PROJECT SUMMARY Duchenne muscular dystrophy (DMD) is the most common lethal muscle wasting disease caused by dystrophin deficiency. There is no effective treatment exists for this disease. The current therapeutic strategies aimed to either replace or compensate for the lack of dystrophin also face major challenges such as targeting cardiac and respiratory tissues and fibrosis. Therefore, recent studies are focused to prevent directly the consequences of dystrophic process. Identification of such alternative therapies could complement the existing strategies and enhance the effectiveness of treatment for this lethal disease. Abnormal intracellular Ca2+ overload is an important, early pathogenic event that initiates and perpetuates disease progression in DMD. We recently found that sarcolipin (SLN), a potent inhibitor of sarco/endoplasmic reticulum Ca2+ ATPase (SERCA), is significantly increased in the skeletal and cardiac muscles of mouse models of DMD. Similar to rodents, SLN levels are high in myoblasts and muscles of a canine model of DMD and in muscle biopsies of DMD patients. In muscle cells, SERCA accounts for ≥ 70% of Ca2+ removal from the cytosol during excitation- contraction coupling. Therefore in dystrophic muscles, chronic inhibition of SERCA by high-levels of SLN could majorly contribute to the abnormal elevation of cytosolic Ca2+. Accordingly, reducing SLN expression is anticipated to improve SERCA function, restore intracellular Ca2+ homeostasis and reduce dystrophic pathology. Towards this goal, we genetically ablated SLN expression in mouse models of DMD. Preliminary studies suggest that reduction in SLN expression is sufficient to improve SERCA function and mitigate DMD. Here, we propose to evaluate the potential mechanisms by which SLN reduction mitigates skeletal muscle pathology and cardiomyopathy in mouse models of DMD. In addition, we propose to determine whether targeting SLN expression mitigate DMD in preclinical settings. We will specifically test the following hypotheses: 1) SLN overexpression limits skeletal muscle regeneration in DMD, 2) Reduction in SLN expression can improve cardiac SERCA function and prevent cardiomyopathy, and 3) Postnatal AAV mediated SLN gene silencing therapy can ameliorate DMD. The outcomes of these studies will identify SLN as a potential therapeutic target for the treatment of DMD and associated cardiomyopathy.
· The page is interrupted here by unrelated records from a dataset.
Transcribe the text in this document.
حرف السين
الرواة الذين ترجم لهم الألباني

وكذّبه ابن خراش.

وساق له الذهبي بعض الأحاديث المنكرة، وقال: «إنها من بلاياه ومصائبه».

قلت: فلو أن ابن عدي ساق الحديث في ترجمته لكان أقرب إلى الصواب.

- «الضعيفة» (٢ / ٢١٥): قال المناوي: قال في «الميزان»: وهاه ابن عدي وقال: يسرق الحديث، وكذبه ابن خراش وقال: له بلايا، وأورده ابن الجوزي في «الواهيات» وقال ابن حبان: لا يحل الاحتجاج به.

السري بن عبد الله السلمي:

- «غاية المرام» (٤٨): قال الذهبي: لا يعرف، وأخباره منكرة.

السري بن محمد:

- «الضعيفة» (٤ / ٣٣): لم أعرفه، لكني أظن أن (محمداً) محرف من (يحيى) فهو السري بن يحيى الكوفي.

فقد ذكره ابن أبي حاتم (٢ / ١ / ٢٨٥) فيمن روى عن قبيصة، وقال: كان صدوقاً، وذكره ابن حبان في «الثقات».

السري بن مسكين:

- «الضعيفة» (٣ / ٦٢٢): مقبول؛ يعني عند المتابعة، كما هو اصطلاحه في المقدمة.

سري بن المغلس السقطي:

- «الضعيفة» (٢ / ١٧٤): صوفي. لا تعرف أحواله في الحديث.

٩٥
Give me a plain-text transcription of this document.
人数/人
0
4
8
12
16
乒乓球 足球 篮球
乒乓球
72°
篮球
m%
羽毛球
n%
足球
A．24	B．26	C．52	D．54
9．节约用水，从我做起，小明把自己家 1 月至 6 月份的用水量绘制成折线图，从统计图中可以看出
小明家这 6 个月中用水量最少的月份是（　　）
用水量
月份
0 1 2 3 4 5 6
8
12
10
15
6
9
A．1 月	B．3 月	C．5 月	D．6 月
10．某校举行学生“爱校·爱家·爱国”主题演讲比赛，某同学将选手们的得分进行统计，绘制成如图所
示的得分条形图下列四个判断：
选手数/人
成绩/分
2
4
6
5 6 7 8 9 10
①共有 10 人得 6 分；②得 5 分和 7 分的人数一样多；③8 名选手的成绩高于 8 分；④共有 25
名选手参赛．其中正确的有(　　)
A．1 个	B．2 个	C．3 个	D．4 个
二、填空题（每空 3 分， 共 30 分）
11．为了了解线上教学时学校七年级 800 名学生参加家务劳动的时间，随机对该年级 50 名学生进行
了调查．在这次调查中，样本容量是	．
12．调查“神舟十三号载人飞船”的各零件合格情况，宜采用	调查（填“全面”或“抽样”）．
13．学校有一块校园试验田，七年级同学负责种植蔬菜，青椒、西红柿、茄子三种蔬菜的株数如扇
项目摘要 杜氏肌营养不良症（DMD）是最常见的致死性肌肉萎缩性疾病， 肌营养不良蛋白缺乏症。对于这种疾病没有有效的治疗方法。目前的治疗策略 旨在替代或弥补肌营养不良蛋白缺乏的药物也面临重大挑战， 心脏和呼吸道组织以及纤维化。因此，最近的研究集中在直接防止 营养不良过程的后果。确定这种替代疗法可以补充现有的 战略和提高治疗这种致命疾病的有效性。细胞内钙离子异常 超负荷是一种重要的早期致病事件，它启动并维持DMD的疾病进展。 我们最近发现肌磷脂（sarcolipin，SLN）是一种有效的肌浆网/内质网Ca ~（2+）ATP酶抑制剂， 在DMD小鼠模型的骨骼肌和心肌中，SERCA（SERCA）显著增加。类似于 在啮齿类动物中，SLN水平在DMD犬模型的成肌细胞和肌肉中以及 DMD患者在肌肉细胞中，SERCA占兴奋期间从胞质溶胶中去除Ca 2+的≥ 70%。 收缩耦合因此，在营养不良的肌肉中，高水平的SLN对SERCA的慢性抑制可以 主要导致胞浆Ca ~（2+）异常升高。因此，降低SLN表达是 预期可改善SERCA功能，恢复细胞内Ca 2+稳态并减少营养不良 病理为了实现这一目标，我们在DMD小鼠模型中基因消融SLN表达。初步 研究表明SLN表达的减少足以改善SERCA功能并减轻DMD。 在这里，我们建议评估潜在的机制，SLN减少减轻骨骼肌 病理学和心肌病。此外，我们建议确定是否 靶向SLN表达在临床前环境中减轻DMD。我们将具体测试以下内容 假设：1）SLN过表达限制DMD中骨骼肌再生，2）SLN减少 表达可以改善心脏SERCA功能并预防心肌病，和3）出生后AAV介导的 SLN基因沉默治疗可改善DMD。这些研究的结果将确定SLN是一种 是治疗DMD和相关心肌病的潜在治疗靶点。